WASHINGTON — Secretary of State Antony J. Blinken said on Sunday that President Biden was still willing to talk to President Vladimir V. Putin of Russia despite the U.S. government’s assessment that Mr. Putin has already decided to invade Ukraine.
“We believe President Putin has made the decision, but until the tanks are actually rolling, and the planes are flying, we will use every opportunity and every minute we have to see if diplomacy can still dissuade President Putin from carrying this forward,” Mr. Blinken said on CNN’s “State of the Union.”
Mr. Biden and Mr. Putin last spoke for one hour by telephone on Feb. 12. In that call, Mr. Biden warned Mr. Putin that a new invasion of Ukraine would result in “swift and severe” costs for Russia. Mr. Biden has promised to impose harsh economic sanctions against Russia if Mr. Putin carries out an invasion, although Beijing, which has strengthened its ties to Moscow, could help blunt those penalties.
Understand Russia’s Relationship With the West
The tension between the regions is growing and Russian President Vladimir Putin is increasingly willing to take geopolitical risks and assert his demands.
Mr. Biden said on Friday that he believed Russia would invade Ukraine within days. In recent weeks, the Russian military deployed more than 150,000 troops around Ukraine, positioning them along the country’s western border with Ukraine, on the Crimean Peninsula that Russia seized from Ukraine in 2014, and in Belarus, which has a pro-Moscow government. U.S. officials describe it as the largest military buildup in Europe since World War II.
Mr. Blinken said on Sunday that Russia was still taking all the steps expected by the United States for what could be a violent and large-scale incursion into Ukraine.
“As we’ve described it, everything leading up to the actual invasion appears to be taking place,” he said, hours after returning from the Munich Security Conference, where he and Vice President Kamala Harris tried to rally nations to put pressure on Russia to defuse the crisis.
He also criticized Russia’s decision to keep troops in Belarus beyond this weekend, when joint military exercises between the allies had been scheduled to end. The Belarus Defense Ministry announced on Sunday that the countries were extending the exercises. U.S. officials have warned that the exercises could serve as a cover for Russia to position combat forces closer to the Ukrainian capital, Kyiv.
“Now they’re justifying the continuation of exercises — exercises, in quotation marks — that they said would end now,” Mr. Blinken said, describing it as part of Russia “continuing to ramp up tensions.”
Later in the morning, Mr. Blinken said on CBS News’ “Face the Nation” that a National Security Council meeting planned for Sunday would be “an opportunity to review the latest information, the latest intelligence, to check signals, to check plans.”
Mr. Blinken and Mr. Biden have said Russia would try to create a pretext for an invasion of Ukraine, perhaps in the form of violent “false flag” operations that Moscow would attribute to the Ukrainian military, and carry out a disinformation campaign to present justification for action.

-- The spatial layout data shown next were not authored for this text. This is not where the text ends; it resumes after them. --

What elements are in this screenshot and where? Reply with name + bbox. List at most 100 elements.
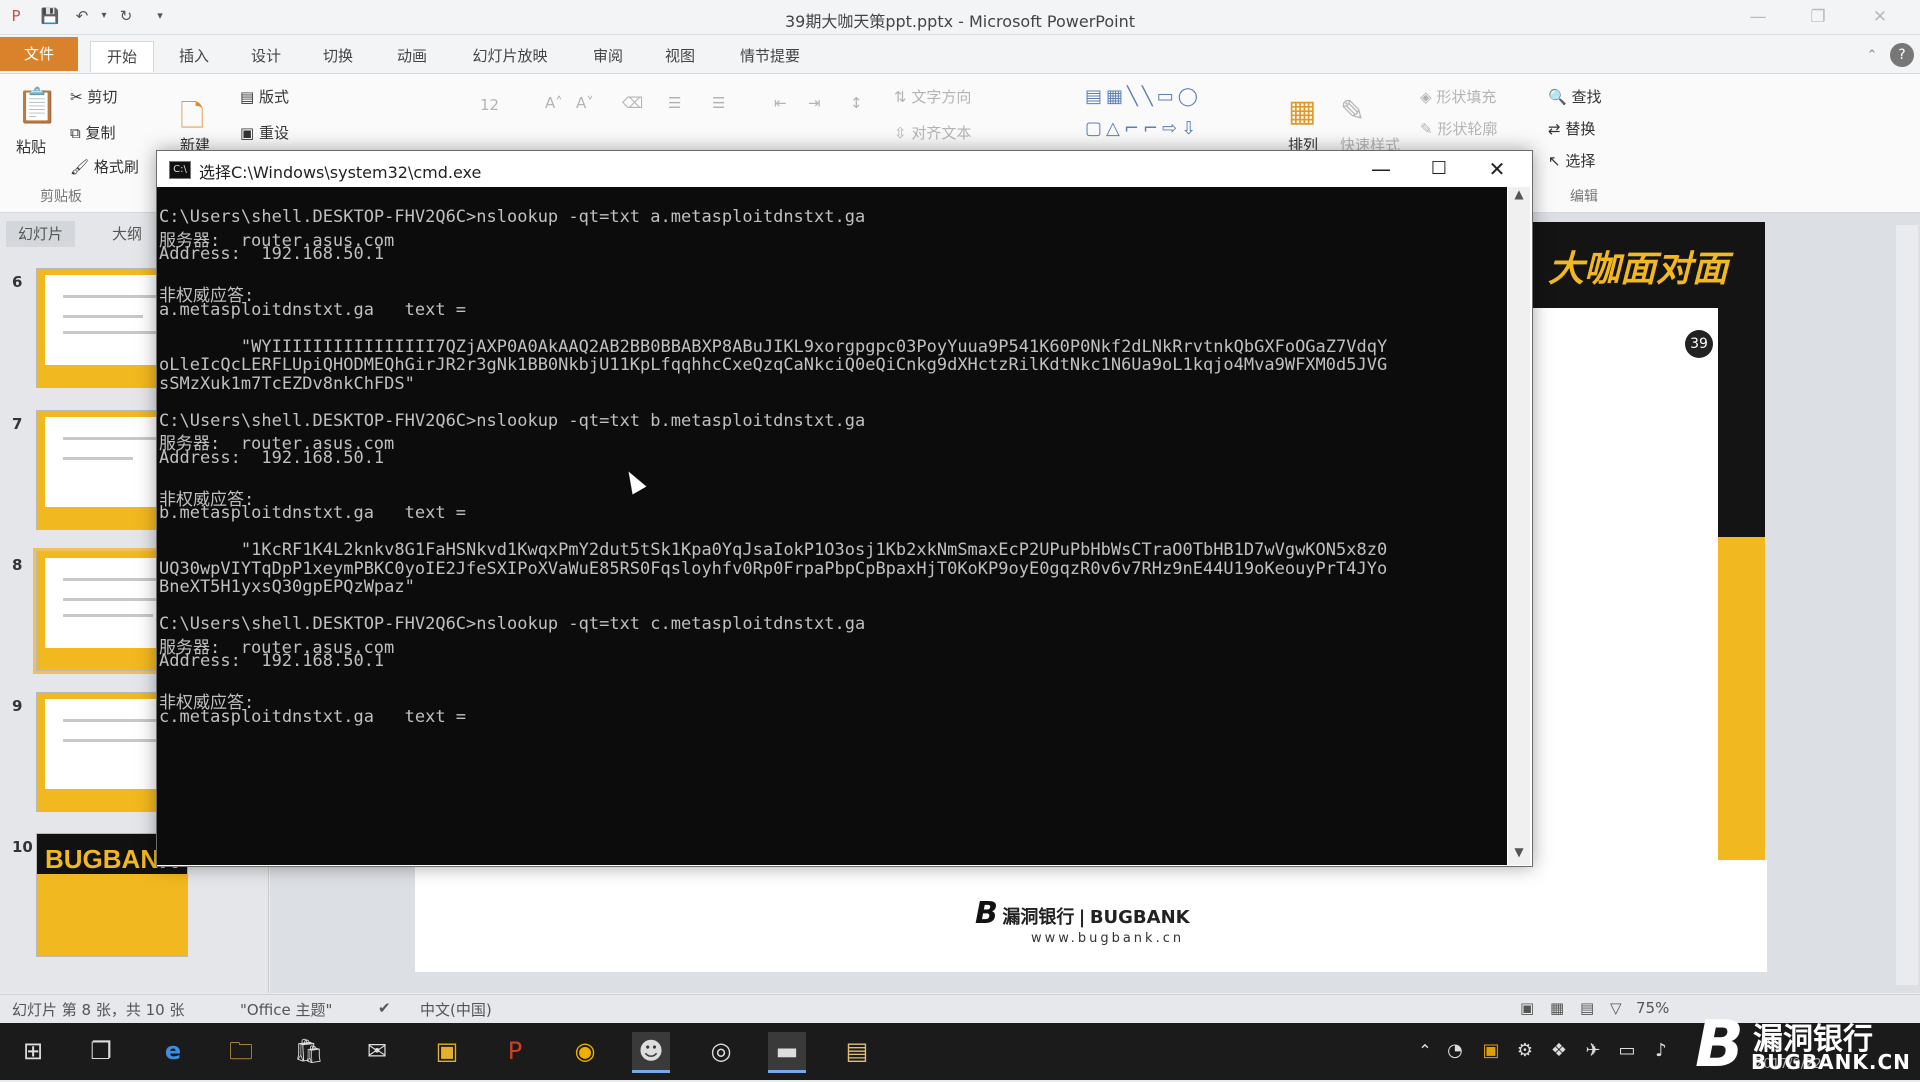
bullets-icon[interactable]: ☰ — [668, 94, 681, 112]
logo-separator: | — [1078, 907, 1086, 928]
tab-transitions[interactable]: 切换 — [314, 41, 362, 71]
zoom-level[interactable]: 75% — [1636, 999, 1669, 1017]
scroll-down-icon[interactable]: ▼ — [1508, 845, 1530, 865]
shape-fill-button[interactable]: ◈ 形状填充 — [1420, 86, 1496, 107]
paste-icon[interactable]: 📋 — [16, 86, 58, 126]
store-icon[interactable]: 🛍 — [290, 1032, 328, 1070]
obs-icon[interactable]: ◎ — [702, 1032, 740, 1070]
align-text-button[interactable]: ⇳ 对齐文本 — [894, 122, 971, 143]
console-line: Address: 192.168.50.1 — [159, 651, 385, 671]
font-size-select[interactable]: 12 — [480, 96, 499, 114]
layout-button[interactable]: ▤ 版式 — [240, 86, 289, 107]
tray-icon-1[interactable]: ◔ — [1436, 1032, 1474, 1070]
slideshow-view-icon[interactable]: ▽ — [1610, 999, 1622, 1017]
cmd-scrollbar[interactable]: ▲ ▼ — [1508, 187, 1530, 865]
app-icon-1[interactable]: ▣ — [428, 1032, 466, 1070]
format-painter-button[interactable]: 🖌 格式刷 — [70, 156, 139, 177]
language-status[interactable]: 中文(中国) — [420, 999, 492, 1020]
tab-design[interactable]: 设计 — [242, 41, 290, 71]
paste-button[interactable]: 粘贴 — [16, 136, 46, 157]
tray-icon-2[interactable]: ▣ — [1472, 1032, 1510, 1070]
ribbon-tabs: 文件 开始 插入 设计 切换 动画 幻灯片放映 审阅 视图 情节提要 ⌃ ? — [0, 35, 1920, 74]
close-icon[interactable]: ✕ — [1862, 4, 1898, 30]
tab-home[interactable]: 开始 — [90, 41, 154, 72]
recorder-app-icon[interactable]: ☻ — [632, 1032, 670, 1073]
collapse-ribbon-icon[interactable]: ⌃ — [1862, 41, 1882, 71]
increase-indent-icon[interactable]: ⇥ — [808, 94, 821, 112]
notepad-icon[interactable]: ▤ — [838, 1032, 876, 1070]
tab-file[interactable]: 文件 — [0, 37, 78, 71]
layout-icon: ▤ — [240, 88, 259, 106]
task-view-icon[interactable]: ❐ — [82, 1032, 120, 1070]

Russia-backed insurgents in eastern Ukraine have increased their artillery shelling of Ukrainian forces and civilian areas in recent days. Pro-Russia officials who control the city of Donetsk have ordered residents to evacuate, claiming without evidence that the Ukrainian military is about to attack.
The State Department said Thursday that Mr. Blinken had accepted an invitation from Sergey V. Lavrov, Russia’s foreign minister, to meet this week in Europe. The two struck a conciliatory tone when they met in Geneva on Jan. 21. But Mr. Putin proceeded to amass his military forces around Ukraine in the weeks afterward.